Varieties Of Campaigns Seen Utilizing SEG Encoded URLs
There have been many several types of campaigns making use of SEG encoded URLs in Q2. Among the most typical themes had been content material requiring a signature and voicemail or withheld electronic mail notifications. As will be seen from the above Figures, DocuSign and Microsoft had been typically spoofed.
DocuSign
A lot of campaigns themed round content material requiring a signature spoofed DocuSign. Regardless of this spoofing, comparatively few of the campaigns made use of an precise DocuSign hyperlink which isn’t unusual amongst Credential Phishing emails spoofing DocuSign.
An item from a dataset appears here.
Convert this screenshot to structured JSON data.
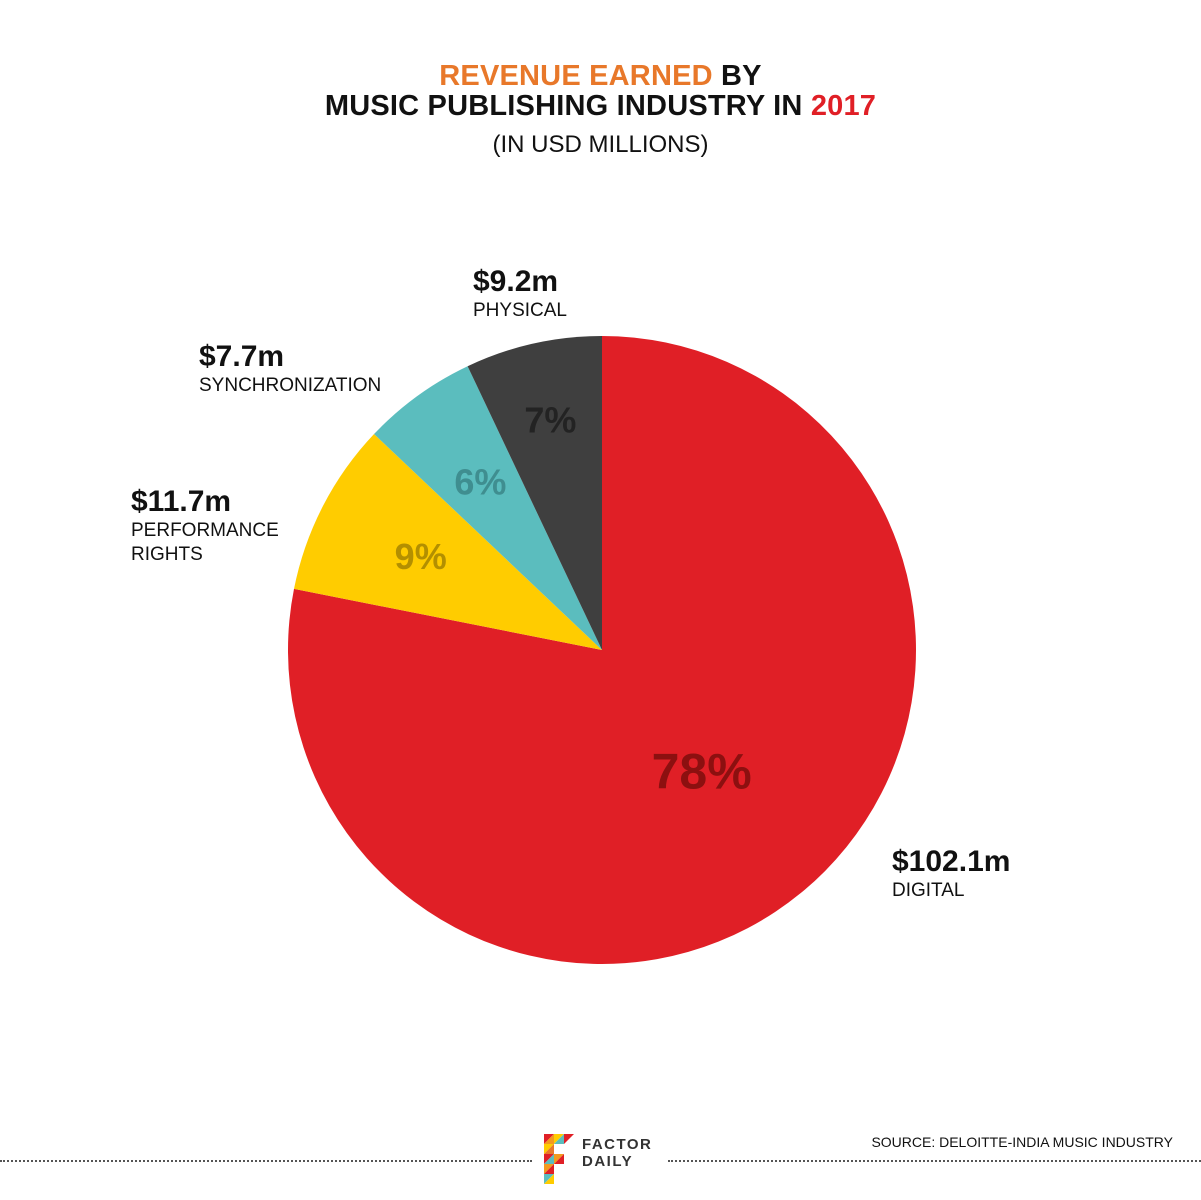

That is possible as a result of the DocuSign hyperlinks are sometimes used to bypass SEGs and if the risk actor is already bypassing a SEG by encoding the malicious URL then they haven’t any want for an additional step that may get taken down.
Microsoft
Second solely to DocuSign, Microsoft was probably the most generally spoofed model in electronic mail campaigns making use of SEG encoded URLs in Q2 2024. Though not all of the Microsoft spoofing made sense, for instance, the Microsoft spoofing Time Sheet Report in Determine 3, it was nonetheless generally seen. It is a widespread tactic for risk actors in search of to abuse victims’ inherent belief in well-known manufacturers.